The Curious Case of 55 Cancri e

The interior of the super-Earth 55 Cancri e is uniquely coupled to its high dayside surface temperature (more than 2000 K) and day-to-nightside gradient (600 K to 800 K). Such differences will lead to longitudinally-varying convective vigor: weaker near the substellar point and stronger near the anti-substellar point (Ra_as ≈ 10 Ra_s). The long-term stability of such an arrangement is uncertain and is further complicated by the generation of interior heat via radioactivity and tides. Such heat will tend to trap in areas of weak convection. Subsequent warming will increase convective vigor and decrease dissipation leading to feedback loops that may differ from one side of the planet to the other. We study this complex interior with an eye towards 55 Cnc e's four companion planets.

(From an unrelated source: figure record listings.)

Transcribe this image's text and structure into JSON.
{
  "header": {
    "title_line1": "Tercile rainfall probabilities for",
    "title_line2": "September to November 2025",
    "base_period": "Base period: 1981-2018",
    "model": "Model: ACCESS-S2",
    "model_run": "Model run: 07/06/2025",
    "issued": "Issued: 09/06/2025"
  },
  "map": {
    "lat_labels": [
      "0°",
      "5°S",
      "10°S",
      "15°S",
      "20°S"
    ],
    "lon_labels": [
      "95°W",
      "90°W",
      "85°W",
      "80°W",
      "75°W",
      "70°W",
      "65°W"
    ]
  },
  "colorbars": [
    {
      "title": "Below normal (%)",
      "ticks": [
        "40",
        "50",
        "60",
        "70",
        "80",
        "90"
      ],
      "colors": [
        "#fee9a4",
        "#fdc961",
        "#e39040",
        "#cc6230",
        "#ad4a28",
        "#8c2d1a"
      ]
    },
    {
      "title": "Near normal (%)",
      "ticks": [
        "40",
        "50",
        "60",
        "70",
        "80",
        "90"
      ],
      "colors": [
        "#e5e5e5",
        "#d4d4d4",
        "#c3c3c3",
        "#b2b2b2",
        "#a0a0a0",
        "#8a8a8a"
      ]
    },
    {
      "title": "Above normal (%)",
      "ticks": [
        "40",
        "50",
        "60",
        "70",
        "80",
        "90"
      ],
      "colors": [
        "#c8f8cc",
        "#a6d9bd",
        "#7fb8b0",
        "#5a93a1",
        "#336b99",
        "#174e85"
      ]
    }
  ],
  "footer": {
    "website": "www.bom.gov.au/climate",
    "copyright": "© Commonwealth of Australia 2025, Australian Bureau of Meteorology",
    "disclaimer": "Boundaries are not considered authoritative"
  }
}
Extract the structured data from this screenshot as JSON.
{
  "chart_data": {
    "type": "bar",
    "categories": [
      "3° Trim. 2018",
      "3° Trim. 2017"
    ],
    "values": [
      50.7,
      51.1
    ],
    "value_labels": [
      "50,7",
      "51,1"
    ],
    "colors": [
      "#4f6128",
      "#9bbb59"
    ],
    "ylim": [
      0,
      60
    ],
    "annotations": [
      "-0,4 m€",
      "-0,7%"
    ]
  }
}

These sister worlds could tug on 55 Cnc e's orbit and cause it to enter a state (high eccentricity and/or inclination) that will lead to tidal flexure. Its blazing fast 18-hour orbit will enhance dissipation and, in theory, favor rapid circularization and synchronization. It is the apparent observation of a non-zero eccentricity that motivates our reasoning that there may indeed be resonances, or at least perturbations, influencing the 55 Cnc system. We show that the exact location where tidal energy is deposited may couple to 55 Cnc e's bizarre interior in a surprising way. Tides focus on low-viscosity regions with little partial melt, therefore, in the absence of liquid dissipation, we hypothesize that 55 Cnc e will have higher dissipation in its anti-substellar point and along its terminator. Finally, we are motivated by work such as that done by Leconte (2018) which leads us to speculate that 55 Cnc e may be reorienting on geologic timescales. Such reorientations would expose new mantle material to convective and tidal forces. The stability of several spin-orbit resonances could be influenced by reorientations, depending upon their magnitude, with resulting changes to tidal heating. Any triaxiality caused by the melting of 55 Cnc e will only enhance the number and severity of such spin-orbit resonances through librational heating. The lessons learned from 55 Cnc e should be just as applicable to other short-period super-Earths in multi-planet systems, and may lead to new detectable signatures of interior processes.